One only has to take a look at the Toronto Star to see the spotlight that has been focused on Thunder Bay. Indeed, many issues appear to be getting more attention in Toronto and the national press than in Thunder Bay itself. The ultimate economic spillover on our community in terms of its potential as a good place to invest and do business is in serious danger. This is not good for the community and if you think I am exaggerating the potential negative long-term impact that this could have on the city's image and ultimately its economy, take a look at the list of stories that have appeared in the Toronto Star since early May. If you were an investor planning to open a business in Thunder Bay, a tourist thinking of visiting or a student planning to attend the university or college, how would you react to the following list of stories that mention Thunder Bay - just from the Toronto Star?
May 9, 2017 Fourth indigenous girl dies while in child protection
May 12, 2017 Tammy Keeash's death 'consistent with drowning' according to post mortem
May 17, 2017 First Nation’s family rejects Thunder Bay Police explanation for teen’s death
May 19, 2017 Thunder Bay police investigate after body found in McIntyre River
May 20, 2017 Ontario watchdog expands probe of Thunder Bay police
May 21, 2017 Thunder Bay review of police practices with Indigenous people to include two recent cases
May 23, 2017 Thunder Bay police chief charged with breach of trust
May 24, 2017 Thunder Bay police chief’s charges tied to issue with the city’s mayor
May 29, 2017 The case for abolishing solitary confinement
May 31, 2017 Indigenous leaders call for RCMP to investigate deaths of young people in Thunder Bay
May 31, 2017 First Nations leaders call for RCMP to take over Thunder Bay teen death cases
June 5, 2017 Thunder Bay police need outside help to solve deaths of Indigenous youth: Editorial
June 6, 2017 Chiefs demand answers on Thunder Bay river deaths
June 7, 2017 OPP agreed to Thunder Bay police request to review man’s death, commissioner says
June 8, 2017 Not ‘necessary’ for RCMP to review 3 Indigenous deaths, Thunder Bay police say
June 14, 2017 Province shuts down three Thunder Bay foster homes
June 14, 2017 RCMP should investigate deaths of Indigenous teens in Thunder Bay: MP
June 23, 2017 York Regional Police now investigating Thunder Bay Indigenous teen deaths
July 3, 2017 Thunder Bay police investigating double homicide of 2 Indigenous people
And the most recent contribution and I think coup de grace that juxtaposes Thunder Bay, lawyers, politicians and clowns in one story....
July 12, 2017 Thunder Bay lawyer facing sex assault charges caught in bizarre video rant filmed between alleged offences
None of this is good news for Thunder Bay and the damage to the community's reputation is incalculable and represents a crisis. Add to this stories on Bombardier and the TTC like this one...

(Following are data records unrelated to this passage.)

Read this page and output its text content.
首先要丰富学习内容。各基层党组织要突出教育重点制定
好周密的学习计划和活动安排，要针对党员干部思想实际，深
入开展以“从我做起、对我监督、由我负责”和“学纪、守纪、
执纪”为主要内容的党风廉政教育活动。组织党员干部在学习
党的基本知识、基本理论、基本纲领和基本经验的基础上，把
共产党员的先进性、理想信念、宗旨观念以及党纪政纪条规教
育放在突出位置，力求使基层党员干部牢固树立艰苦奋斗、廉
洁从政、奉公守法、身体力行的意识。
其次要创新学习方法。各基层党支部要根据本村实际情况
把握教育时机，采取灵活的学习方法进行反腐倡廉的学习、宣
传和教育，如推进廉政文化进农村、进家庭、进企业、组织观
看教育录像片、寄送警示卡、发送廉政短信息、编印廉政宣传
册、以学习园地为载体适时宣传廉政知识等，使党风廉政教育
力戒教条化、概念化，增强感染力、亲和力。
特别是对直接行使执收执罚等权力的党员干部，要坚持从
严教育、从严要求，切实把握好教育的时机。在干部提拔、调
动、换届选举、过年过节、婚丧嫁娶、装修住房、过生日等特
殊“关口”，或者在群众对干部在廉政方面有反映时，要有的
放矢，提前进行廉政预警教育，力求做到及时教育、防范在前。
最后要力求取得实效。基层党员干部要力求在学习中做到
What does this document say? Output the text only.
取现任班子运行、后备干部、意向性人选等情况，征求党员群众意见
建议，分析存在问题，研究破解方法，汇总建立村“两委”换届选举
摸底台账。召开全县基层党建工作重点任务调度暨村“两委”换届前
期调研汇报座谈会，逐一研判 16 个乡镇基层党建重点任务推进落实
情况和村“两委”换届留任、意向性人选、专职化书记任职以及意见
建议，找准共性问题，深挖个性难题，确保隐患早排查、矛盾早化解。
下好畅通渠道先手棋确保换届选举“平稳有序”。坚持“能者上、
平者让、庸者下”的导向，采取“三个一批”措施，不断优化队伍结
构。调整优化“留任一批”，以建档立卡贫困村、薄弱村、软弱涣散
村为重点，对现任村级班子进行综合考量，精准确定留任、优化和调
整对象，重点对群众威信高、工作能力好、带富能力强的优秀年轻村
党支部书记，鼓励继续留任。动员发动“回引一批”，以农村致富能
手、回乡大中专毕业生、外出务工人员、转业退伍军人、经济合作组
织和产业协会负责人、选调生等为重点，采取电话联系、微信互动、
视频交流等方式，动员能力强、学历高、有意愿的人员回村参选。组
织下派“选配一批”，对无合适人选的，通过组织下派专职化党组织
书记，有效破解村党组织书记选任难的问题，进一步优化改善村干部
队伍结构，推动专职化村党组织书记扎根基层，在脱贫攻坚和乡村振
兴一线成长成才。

....and one starts to see that ultimately Thunder Bay's depiction as a place of violence, racism, questionable institutions and weak economic ability is becoming an ingrained feature of external media coverage. Racism is a problem in Thunder Bay. Yet, not everyone is racist. Painting the entire community of Thunder Bay with a negative brush is not going to help resolve the serious issues that have arisen. Moreover, the picture being painted of Thunder Bay as plagued by deep rooted institutional problems is also unfair given that it is 2017 and the city's institutions, policies and procedures are governed by provincial and federal rules, regulations and funding and are not being made up locally.
Thunder Bay has issues, of that there is no doubt but these are issues that everyone needs to work together to address. They require the city's political leaders and regional leaders - municipal and First Nations - to take responsibility and work together to resolve them. Thunder Bay's municipal leadership has been conspicuously quiet in recent months in providing public leadership while First Nation leaders have not missed an opportunity to make public statements.
The situation facing many residents of First Nations is deplorable and an embarrassment given Canada's wealth and economic development. Yet, ultimately, these are not just Thunder Bay's issues. For example, the long-term economic welfare and future of indigenous peoples in the north requires investments in health and education. It is the Federal government that has the primary relationship with First Nations - the nation to nation relationship. It is the provincial government that usually delivers health and education. There needs to be federal-provincial coordination. The issues facing First Nations in Thunder Bay are not just Thunder Bay's challenge but also a challenge facing Ottawa and Queen's Park. It really is time for all sides to step up and deal with the issues and generate steps that provide solutions. It is time to move forward.